The irony is that Jeffrey Richards teaches at Lancaster, which isn't far from my doorstep, and Brantwood, Ruskin's Coniston home, is hardly any further. But to put the two together...

There are compensations. Last year there was one similar event given a heads-up by the Irving Society that I was able to make... again a Jeffrey Richards talk, on Irving and his World, and it took place in Blackpool's gorgeous Frank Matcham-designed Grand Theatre (pictured). And then there was the Lucien Freud exhibition in Kendal where, had it been in London, I probably would have had to pay through the nose for a timed ticket and crane over the heads of a crowd to see the pictures... instead of making a short cross-country trip and virtually having the place to myself.

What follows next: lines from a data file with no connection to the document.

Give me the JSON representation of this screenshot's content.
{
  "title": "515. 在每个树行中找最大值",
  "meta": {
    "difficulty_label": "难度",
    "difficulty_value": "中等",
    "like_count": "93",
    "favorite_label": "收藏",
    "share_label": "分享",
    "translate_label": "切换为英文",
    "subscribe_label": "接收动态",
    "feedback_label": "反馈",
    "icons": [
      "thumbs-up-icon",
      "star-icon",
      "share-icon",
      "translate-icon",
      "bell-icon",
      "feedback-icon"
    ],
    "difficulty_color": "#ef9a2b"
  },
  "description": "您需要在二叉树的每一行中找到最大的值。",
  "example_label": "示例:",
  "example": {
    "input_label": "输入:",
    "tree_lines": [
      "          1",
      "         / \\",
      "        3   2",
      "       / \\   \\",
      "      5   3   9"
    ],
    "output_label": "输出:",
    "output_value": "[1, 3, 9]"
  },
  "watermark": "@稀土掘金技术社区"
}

Oh, yes. We're not entirely starved of Technicolor up here.


Chris said...

... and there was me thinking you spent all day talking to your whippet oop North, Steve.

Stephen Gallagher said...

I had a whippet, but the ferrets ate it.

Gail Renard said...

The lecture on Ruskin and the British Pantomime sounds incredible and I must look it out. I love the thought of Thomas Carlyle at a panto... talk about a tough audience!

jula meadows said...

Talking of Irving, have you read A Strange Eventful History (new-ish biography of his and Ellen Terry's families by Michael Holroyd)?

A good read.

Stephen Gallagher said...

Not read it yet, I must admit, though I find the the "did they/didn't they" question as tantalising as any ongoing "will they/won't they" series storyline.

It's not so much that I want to be told that they did.

But I really, really don't want to find out that they didn't.

Gail Renard said...

I know, I want to read that book too. It's like the Steed and Mrs Peel relationship. I don't want graphic proof but I want them to be happy!